Line 48: what type of alignment? Pairwise or presumably multiple alignment? How big a set of SNPs? Does the alignment have to contain the full sequence? Or just variant regions? How as a larger genome like malaria dealt with? The options should be fully discussed here vs later.

Line 50: multiple: bio-projects? What are these? Two different multiple alignments that yo internally merge?

Line 52: what is input volume – length of alignments ? #of alignments? Probably should assess as individual parameters???

Line 76: What is the scale of the # of SNPs? 100s-1000s more or less?
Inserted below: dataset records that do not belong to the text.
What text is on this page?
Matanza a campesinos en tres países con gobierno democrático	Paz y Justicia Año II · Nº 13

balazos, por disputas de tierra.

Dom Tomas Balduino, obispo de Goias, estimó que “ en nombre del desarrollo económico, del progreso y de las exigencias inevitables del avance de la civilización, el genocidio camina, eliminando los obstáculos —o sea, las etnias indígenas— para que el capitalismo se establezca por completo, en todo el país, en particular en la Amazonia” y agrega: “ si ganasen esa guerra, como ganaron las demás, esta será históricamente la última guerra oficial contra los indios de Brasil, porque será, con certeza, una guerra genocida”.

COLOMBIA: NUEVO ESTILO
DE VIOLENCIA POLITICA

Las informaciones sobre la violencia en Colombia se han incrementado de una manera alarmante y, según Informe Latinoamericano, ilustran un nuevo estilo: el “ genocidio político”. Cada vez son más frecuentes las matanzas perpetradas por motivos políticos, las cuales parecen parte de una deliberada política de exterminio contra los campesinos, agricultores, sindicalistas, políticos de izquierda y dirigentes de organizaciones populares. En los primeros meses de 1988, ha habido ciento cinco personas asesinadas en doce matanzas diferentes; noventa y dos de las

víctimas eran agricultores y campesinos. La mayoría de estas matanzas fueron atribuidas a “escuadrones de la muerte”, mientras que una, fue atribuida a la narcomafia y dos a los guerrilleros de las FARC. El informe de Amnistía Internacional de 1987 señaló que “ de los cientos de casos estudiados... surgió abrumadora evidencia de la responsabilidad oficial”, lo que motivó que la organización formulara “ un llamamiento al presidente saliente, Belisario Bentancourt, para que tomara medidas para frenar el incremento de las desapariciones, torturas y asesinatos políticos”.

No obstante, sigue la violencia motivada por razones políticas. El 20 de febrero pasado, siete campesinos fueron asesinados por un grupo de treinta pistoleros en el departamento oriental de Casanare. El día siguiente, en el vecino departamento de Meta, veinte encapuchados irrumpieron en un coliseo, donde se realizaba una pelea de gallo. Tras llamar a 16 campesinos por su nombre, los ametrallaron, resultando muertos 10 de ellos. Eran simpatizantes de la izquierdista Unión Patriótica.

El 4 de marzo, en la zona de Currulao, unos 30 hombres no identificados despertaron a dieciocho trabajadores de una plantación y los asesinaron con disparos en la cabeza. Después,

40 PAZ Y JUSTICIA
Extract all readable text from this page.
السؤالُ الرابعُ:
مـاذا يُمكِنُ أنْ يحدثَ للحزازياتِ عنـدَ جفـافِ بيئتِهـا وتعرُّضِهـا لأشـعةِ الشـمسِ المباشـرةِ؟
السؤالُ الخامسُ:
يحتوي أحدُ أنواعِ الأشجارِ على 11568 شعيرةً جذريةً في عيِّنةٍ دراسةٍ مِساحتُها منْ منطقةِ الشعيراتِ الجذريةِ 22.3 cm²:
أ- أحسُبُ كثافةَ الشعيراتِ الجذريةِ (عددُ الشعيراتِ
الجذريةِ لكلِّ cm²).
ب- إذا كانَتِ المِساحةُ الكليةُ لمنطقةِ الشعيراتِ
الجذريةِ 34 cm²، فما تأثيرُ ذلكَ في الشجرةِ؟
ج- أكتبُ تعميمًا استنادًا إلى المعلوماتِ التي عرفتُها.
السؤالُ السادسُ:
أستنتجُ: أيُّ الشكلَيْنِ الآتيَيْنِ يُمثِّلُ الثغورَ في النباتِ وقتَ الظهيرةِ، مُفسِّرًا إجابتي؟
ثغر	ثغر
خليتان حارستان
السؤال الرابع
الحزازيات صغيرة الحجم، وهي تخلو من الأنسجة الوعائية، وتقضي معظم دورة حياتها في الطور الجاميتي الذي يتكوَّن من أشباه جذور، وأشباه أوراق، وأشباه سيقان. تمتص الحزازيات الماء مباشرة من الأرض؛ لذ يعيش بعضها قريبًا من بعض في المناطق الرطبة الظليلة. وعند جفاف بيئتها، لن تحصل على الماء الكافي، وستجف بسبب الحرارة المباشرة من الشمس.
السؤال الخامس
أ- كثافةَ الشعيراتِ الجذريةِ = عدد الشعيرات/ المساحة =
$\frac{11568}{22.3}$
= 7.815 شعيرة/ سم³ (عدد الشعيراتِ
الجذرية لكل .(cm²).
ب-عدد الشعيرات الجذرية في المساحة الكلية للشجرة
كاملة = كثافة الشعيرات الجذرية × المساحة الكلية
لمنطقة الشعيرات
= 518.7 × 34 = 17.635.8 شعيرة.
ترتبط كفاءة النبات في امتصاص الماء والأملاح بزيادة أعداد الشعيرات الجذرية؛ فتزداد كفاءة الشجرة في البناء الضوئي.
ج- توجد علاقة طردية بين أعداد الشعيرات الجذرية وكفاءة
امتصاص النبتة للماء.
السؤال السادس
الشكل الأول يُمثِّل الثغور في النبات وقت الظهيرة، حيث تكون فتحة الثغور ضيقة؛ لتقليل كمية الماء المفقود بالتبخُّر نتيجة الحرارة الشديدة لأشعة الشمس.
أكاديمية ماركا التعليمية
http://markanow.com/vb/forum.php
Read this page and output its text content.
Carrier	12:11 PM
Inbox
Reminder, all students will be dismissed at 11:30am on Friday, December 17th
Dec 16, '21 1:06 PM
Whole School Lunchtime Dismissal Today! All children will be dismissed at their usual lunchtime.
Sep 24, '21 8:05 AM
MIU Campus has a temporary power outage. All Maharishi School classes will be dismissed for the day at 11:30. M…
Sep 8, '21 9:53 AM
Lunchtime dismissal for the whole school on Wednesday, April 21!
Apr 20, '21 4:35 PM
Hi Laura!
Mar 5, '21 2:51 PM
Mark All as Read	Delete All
Line 80: what were the issues with Minimum SNPs requiring a rewrite? No specifics offered.
Line 88-90: again. it is unclear – very vague the reasons for the redevelopment?
Line 98: It would be nice to have an overview of the method as opposed to starting with the format of the input? Perhaps a diagram would be a useful overview to properly oreint the reader (and contrast to Minimum SNPs as a supplemental?
Line 100 FASTA alignment ? Presume multiple vs pairwise? Why can’t a user input a genotyping matrix or vcf? Fasta alignment seems unwieldy beyond bacteria?
Line 104: how many SNPs are outputted?
Line 127: This paragraph does not clearly compare and contrast “minimum SNPs” from minSNPs
Line 149-154: clearly state if these comparisons are part of the output?
Line 155: These functions unclear as to what these functions are?
Line 169: Shouldn’t that be presented in the methods? A pipeline for orthologous SnP matrices
Line 186: Where does the matrix come from? Also use () for numbering not punctuation . that can be interpreted as a full stop in a sentence
Line 220: This is interesting using simpson but curious what would happen varying the # of SNPs or is this fixed???? Does simpson index improve with additional snps? Could varying this be informative for the reader.
Line 233: How was this data entered was it fasta multiple alignment that is required given you are likey starting with a vcf??
Line 256: genomic clustering patterns not defined?
Line 262: How do you determine the major allele? Is this the population major allele which would be fortuitous (Line 264) or the strain major allele which would be deterministic?
Line 266-271: It is unclear if this is what is applied or prior information in “this approach”). I would suggest subheadings for the different approaches to vivax (and above staph analyses that clearly state how ambiguous codes were dealt with.
Line 305-308 : unclear that there are fixed differences between populations….
Line 322: obviously there is another way to input data apart from fasta alignments.